[Serious] Have you ever met a compulsive liar? What kind of stuff did they lie about?

I'm a recovering compulsive liar. I think my lies fell into two broad categories: lies about experiences or relationships that I told to seem "normal," and lies I told that exaggerated or invented problems in my life so that I could get attention and support. I suppose both stemmed from a desire to be loved and accepted.

My parents were very strict and isolating when I was a kid, and I wasn't very good at standing up to them. I never got to hang out with other kids outside of school, never rode a bike or learned to swim, never went on vacation, blah blah all the typical kid stuff. In the hellfire forge of people that is middle school my bad habit was born. It's hard to explain exactly what I was thinking, but it might have been something like this:

  • Your parents and not hanging out is weird, but don't explain your weird family because then you'll be weird.
  • You're a coward for not rebelling, other kids probably hate that.
  • You don't know how to interact with people because you hardly get to practice.

So in middle school I started lying. It wasn't a conscious "I'll do this now to solve this problem" sort of thing, but it's what I did. I'd lie about doing things I hadn't done. I'd claim to have been places I hadn't been. I'd make up reasons I couldn't hang out, and then make up stories about hanging out to seem normal. I'd observe people to figure out what was "normal" and act that way.

At first my lying was clumsy. I still cringe thinking about some times I got called out in middle school, like one time I claimed to have gone to central park in NYC and a kid originally from NYC asked follow-up questions I couldn't answer. I kept at it though, and by the time I got to high school I was pretty good at it, or at least good enough to pass for "normal" when interacting with casual high school acquaintances.

In high school I established a central group of friends, and though they knew more details of what was going on at home, I still lied a lot. In hindsight they must have known what was going on and I cringe to think about that. I cringe to think about lies I told like having girlfriends at other schools or having hooked up with people I hadn't (and who didn't even exist).

In high school, I also started lying about bad things happening to me, or really exaggerating the bad stuff. Like my parents were abusive in their way, but I'd exaggerate the abuse to make it worse than it was. Or I'd make up bad things that had happened to me. It seems so silly now because some of the stuff actually happening was bad enough that if I was honest people would have reached out with support, but I guess either I didn't want to talk about what was actually going on with me, or that I didn't think my problems were bad enough to warrant people's support. So I lied to solve those problems.

In college I had the chance for a clean slate but I kept lying about what my life was like in high school. This was pretty damaging when it came to dating, because holding on to lies about my dating past kept me from "risking" new relationships because I might seem inexperienced and be found out.
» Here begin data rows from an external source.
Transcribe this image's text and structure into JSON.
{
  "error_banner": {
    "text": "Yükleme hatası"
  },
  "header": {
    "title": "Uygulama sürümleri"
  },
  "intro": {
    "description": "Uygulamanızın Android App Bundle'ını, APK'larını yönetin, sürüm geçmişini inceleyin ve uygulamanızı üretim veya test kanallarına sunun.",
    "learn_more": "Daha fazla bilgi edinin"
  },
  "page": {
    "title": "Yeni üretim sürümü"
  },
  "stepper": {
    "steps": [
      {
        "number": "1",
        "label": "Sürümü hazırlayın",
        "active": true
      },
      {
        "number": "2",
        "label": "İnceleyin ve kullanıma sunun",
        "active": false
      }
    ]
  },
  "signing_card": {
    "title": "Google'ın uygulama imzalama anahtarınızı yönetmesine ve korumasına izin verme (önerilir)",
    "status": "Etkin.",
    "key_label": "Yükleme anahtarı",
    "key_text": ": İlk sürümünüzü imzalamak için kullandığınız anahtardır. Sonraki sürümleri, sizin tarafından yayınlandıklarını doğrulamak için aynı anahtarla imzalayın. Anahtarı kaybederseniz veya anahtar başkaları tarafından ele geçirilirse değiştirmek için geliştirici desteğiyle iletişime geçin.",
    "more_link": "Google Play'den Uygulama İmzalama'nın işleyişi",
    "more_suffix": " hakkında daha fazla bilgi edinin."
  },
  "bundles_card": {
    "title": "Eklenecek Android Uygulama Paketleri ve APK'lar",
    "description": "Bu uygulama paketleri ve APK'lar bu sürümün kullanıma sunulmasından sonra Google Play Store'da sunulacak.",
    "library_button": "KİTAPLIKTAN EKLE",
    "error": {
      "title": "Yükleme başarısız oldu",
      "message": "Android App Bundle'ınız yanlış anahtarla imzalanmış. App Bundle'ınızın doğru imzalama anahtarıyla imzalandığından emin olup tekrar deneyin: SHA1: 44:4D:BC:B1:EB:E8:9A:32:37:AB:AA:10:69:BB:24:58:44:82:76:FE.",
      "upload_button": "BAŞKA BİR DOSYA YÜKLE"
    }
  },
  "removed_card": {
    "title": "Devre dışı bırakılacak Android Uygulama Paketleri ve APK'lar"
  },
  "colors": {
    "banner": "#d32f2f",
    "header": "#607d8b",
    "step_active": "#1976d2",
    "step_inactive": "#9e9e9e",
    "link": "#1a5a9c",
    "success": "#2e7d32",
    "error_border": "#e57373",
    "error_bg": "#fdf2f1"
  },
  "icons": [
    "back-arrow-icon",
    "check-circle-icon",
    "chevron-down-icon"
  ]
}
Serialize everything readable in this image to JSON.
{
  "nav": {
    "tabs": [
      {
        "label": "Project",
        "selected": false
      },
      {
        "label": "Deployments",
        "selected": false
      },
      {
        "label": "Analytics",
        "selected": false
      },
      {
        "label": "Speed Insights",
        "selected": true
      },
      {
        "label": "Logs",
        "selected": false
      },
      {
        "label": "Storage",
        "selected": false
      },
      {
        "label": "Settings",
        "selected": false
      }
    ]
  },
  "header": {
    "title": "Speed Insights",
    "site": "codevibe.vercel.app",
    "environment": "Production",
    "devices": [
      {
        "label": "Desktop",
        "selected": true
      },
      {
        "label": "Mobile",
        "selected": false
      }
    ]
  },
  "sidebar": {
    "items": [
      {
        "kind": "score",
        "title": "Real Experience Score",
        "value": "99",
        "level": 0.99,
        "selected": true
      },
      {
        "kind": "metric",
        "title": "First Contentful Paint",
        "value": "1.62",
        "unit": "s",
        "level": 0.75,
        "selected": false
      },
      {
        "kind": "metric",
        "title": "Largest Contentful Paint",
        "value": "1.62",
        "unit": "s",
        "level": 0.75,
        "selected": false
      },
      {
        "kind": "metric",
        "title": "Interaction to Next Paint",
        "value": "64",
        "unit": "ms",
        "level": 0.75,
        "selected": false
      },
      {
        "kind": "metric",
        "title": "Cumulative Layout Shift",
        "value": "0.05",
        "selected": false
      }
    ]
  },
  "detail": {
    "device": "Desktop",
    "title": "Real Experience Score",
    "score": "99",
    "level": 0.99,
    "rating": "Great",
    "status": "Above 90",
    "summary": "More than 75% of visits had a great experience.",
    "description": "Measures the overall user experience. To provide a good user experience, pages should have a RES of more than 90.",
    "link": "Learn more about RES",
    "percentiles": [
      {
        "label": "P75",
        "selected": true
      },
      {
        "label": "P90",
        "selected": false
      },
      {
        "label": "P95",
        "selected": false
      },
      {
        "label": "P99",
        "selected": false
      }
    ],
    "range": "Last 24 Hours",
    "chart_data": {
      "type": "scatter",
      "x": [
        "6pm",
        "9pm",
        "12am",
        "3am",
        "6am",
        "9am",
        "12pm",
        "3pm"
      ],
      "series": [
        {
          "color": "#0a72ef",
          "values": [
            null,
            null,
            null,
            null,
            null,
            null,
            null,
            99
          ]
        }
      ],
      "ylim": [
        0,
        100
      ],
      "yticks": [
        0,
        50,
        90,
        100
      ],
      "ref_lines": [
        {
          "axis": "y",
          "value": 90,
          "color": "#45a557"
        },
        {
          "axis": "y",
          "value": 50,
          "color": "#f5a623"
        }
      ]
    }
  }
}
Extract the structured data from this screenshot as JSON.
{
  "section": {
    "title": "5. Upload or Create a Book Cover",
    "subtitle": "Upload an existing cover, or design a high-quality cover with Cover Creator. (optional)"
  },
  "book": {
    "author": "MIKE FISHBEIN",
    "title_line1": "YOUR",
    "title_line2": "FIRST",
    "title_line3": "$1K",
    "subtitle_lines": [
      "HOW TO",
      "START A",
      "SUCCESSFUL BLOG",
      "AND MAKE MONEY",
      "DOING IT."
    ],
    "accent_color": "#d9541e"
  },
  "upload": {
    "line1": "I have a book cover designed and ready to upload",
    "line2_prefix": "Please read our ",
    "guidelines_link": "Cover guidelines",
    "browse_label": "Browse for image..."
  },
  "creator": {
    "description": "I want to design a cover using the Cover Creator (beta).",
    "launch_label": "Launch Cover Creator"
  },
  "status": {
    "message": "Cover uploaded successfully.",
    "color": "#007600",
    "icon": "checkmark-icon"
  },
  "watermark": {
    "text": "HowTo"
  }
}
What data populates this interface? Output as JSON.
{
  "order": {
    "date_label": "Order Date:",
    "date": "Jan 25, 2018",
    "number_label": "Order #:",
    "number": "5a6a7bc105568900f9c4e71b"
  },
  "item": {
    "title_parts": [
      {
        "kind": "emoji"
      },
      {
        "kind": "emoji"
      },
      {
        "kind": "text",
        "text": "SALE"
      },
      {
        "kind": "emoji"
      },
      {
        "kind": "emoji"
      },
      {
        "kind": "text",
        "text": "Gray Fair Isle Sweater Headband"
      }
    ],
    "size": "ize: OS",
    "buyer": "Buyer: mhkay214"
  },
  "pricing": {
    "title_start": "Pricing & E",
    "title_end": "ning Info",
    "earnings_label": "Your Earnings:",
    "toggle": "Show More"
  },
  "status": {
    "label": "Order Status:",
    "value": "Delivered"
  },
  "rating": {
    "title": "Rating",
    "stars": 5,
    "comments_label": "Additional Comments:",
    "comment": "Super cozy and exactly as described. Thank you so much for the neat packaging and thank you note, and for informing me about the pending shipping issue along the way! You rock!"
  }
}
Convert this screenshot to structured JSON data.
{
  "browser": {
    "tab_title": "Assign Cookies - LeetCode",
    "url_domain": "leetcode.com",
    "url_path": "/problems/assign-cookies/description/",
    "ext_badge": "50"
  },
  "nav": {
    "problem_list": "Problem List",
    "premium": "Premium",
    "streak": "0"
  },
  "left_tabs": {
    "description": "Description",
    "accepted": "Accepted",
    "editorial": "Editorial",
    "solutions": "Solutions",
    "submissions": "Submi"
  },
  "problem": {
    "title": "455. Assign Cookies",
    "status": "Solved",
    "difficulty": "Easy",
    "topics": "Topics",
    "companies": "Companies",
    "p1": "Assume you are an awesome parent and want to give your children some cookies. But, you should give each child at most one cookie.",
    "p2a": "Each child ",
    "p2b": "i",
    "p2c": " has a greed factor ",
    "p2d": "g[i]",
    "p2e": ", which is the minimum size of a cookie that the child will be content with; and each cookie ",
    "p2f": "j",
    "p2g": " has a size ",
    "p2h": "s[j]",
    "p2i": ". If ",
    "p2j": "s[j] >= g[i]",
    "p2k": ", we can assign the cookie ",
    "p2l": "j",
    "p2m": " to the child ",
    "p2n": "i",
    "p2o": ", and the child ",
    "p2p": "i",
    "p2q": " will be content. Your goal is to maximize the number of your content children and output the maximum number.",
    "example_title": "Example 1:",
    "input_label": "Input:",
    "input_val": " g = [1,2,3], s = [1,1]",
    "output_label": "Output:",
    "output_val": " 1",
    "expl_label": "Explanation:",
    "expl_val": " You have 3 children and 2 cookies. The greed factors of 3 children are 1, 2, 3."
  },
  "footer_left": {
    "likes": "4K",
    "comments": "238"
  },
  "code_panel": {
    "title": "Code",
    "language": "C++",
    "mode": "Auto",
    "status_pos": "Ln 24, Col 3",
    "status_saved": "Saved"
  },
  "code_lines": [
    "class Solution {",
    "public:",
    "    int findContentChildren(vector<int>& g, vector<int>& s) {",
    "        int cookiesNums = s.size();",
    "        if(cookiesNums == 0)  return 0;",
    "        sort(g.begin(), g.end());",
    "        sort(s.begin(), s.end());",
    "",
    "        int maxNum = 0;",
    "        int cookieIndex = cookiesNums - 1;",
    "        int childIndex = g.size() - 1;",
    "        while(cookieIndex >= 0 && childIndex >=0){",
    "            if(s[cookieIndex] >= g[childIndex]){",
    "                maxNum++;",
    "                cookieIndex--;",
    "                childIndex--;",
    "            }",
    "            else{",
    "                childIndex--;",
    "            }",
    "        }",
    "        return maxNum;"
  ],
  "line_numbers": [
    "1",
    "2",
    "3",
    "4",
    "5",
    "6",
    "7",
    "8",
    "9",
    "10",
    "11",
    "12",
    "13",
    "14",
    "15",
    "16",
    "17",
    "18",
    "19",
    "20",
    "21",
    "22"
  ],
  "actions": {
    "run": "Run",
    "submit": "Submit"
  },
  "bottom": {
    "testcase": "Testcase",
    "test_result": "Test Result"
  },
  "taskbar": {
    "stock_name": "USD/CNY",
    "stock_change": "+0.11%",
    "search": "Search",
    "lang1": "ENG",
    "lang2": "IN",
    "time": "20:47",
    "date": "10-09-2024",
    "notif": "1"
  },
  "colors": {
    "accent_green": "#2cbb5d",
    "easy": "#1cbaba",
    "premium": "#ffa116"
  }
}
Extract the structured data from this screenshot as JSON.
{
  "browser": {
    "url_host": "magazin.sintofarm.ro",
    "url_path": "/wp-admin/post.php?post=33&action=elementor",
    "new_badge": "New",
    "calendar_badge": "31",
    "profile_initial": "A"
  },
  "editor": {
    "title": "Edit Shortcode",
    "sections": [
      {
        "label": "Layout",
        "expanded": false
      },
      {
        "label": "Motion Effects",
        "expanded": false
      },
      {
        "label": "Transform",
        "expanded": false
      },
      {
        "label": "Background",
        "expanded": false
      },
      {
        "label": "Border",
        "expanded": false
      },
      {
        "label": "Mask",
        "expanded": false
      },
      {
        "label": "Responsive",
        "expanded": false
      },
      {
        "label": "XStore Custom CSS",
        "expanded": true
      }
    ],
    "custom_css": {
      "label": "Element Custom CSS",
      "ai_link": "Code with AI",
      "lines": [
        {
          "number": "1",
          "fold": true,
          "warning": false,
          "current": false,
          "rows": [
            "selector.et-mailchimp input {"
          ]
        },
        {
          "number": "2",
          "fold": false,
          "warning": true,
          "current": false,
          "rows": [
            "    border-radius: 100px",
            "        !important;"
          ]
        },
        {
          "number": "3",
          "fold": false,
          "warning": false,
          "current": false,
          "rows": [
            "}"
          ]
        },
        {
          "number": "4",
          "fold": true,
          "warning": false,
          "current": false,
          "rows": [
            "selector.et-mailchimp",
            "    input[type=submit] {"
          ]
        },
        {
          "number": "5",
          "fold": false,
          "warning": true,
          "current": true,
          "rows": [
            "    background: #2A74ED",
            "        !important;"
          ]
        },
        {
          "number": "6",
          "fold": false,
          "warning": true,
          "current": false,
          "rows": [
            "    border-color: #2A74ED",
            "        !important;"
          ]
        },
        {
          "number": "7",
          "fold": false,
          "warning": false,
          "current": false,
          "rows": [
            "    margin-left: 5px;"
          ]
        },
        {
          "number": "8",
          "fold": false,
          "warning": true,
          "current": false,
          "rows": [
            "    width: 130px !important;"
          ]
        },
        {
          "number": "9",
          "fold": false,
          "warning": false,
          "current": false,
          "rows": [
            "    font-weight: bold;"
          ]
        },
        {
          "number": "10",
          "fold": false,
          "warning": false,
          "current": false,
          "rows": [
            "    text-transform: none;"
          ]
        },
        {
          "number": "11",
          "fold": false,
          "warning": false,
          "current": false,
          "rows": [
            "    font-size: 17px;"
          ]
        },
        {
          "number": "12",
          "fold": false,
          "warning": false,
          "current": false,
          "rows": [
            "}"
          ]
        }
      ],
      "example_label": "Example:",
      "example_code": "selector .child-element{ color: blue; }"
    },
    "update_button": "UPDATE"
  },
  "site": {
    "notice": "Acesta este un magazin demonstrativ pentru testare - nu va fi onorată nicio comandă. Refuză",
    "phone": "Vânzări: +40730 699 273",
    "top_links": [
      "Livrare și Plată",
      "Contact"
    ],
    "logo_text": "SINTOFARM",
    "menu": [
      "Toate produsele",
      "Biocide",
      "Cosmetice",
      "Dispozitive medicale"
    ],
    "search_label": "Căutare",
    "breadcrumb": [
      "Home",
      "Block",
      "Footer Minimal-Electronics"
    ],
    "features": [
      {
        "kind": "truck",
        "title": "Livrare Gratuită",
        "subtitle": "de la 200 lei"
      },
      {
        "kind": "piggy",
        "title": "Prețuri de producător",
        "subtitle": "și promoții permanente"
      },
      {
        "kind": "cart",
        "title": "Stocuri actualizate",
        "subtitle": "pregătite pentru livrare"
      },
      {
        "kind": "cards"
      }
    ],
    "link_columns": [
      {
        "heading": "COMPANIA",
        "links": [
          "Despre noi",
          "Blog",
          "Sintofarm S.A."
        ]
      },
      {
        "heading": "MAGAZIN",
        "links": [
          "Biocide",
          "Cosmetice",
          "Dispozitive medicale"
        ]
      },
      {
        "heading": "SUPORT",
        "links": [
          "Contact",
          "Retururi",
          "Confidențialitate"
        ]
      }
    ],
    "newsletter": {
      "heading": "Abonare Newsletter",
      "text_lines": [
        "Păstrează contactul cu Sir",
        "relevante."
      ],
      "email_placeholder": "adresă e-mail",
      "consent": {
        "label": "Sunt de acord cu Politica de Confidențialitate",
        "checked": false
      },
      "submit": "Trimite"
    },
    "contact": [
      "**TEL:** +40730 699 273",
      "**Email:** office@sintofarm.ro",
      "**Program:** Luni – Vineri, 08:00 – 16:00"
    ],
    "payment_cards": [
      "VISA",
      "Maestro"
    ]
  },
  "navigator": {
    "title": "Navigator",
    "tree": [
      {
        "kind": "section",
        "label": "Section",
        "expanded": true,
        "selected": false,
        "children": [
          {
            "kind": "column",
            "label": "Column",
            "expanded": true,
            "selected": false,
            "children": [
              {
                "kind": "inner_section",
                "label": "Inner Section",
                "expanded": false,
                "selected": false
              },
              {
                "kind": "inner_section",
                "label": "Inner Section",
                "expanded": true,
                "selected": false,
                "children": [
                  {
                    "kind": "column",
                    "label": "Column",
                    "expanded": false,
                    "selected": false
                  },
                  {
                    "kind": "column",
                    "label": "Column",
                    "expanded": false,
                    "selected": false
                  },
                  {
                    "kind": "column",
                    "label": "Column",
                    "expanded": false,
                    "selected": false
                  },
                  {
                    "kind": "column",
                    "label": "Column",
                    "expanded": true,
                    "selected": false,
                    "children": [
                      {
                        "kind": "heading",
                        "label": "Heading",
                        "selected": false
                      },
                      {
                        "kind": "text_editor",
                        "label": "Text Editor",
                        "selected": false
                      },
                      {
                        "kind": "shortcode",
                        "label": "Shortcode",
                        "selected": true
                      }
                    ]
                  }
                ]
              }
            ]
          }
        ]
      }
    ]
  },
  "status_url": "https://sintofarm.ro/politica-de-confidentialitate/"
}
I pretty much maintained the same patterns until my first year of graduate school. That year I told a really big lie to a few friends in the "made up bad thing happening to me" category (that I had slept with a girl they didn't know and she was pregnant), that lie escalated into super crazy territory, and I finally went to therapy for the issue. It took years before it was no longer my knee-jerk reaction to a lot of situations, but lying is no longer a copying strategy I use.

It's weird to think how far it escalated. It makes me very guilty sometimes to think that this was the coping strategy I landed on. I am best friends with a guy I've known since high school, and there are all these lies sitting between us, many of them he probably knows are false. I don't perpetuate them or bring them up anymore, but I can't stand to think about what this has done to the trust between us. It's hard to think about how lying about these things, especially after I left home, kept me from more positive relationships and from a lot of positive experiences. There is so much regret here.

My therapist says I should try and be more understanding towards myself, especially the kid I was in middle school. That I can't be too upset with that kid for using a coping mechanism that was effective in a lot of ways at the time. But still, why the fuck couldn't I just have had more courage, especially as I got older? I'm a great guy, people want to connect with me, and this behavior stood in the way of that for a long time. It still does in some ways. How would things be different now if I'd been a little braver and been myself?

tldr; just be yourself. Sorry for the wall of text. Goodnight.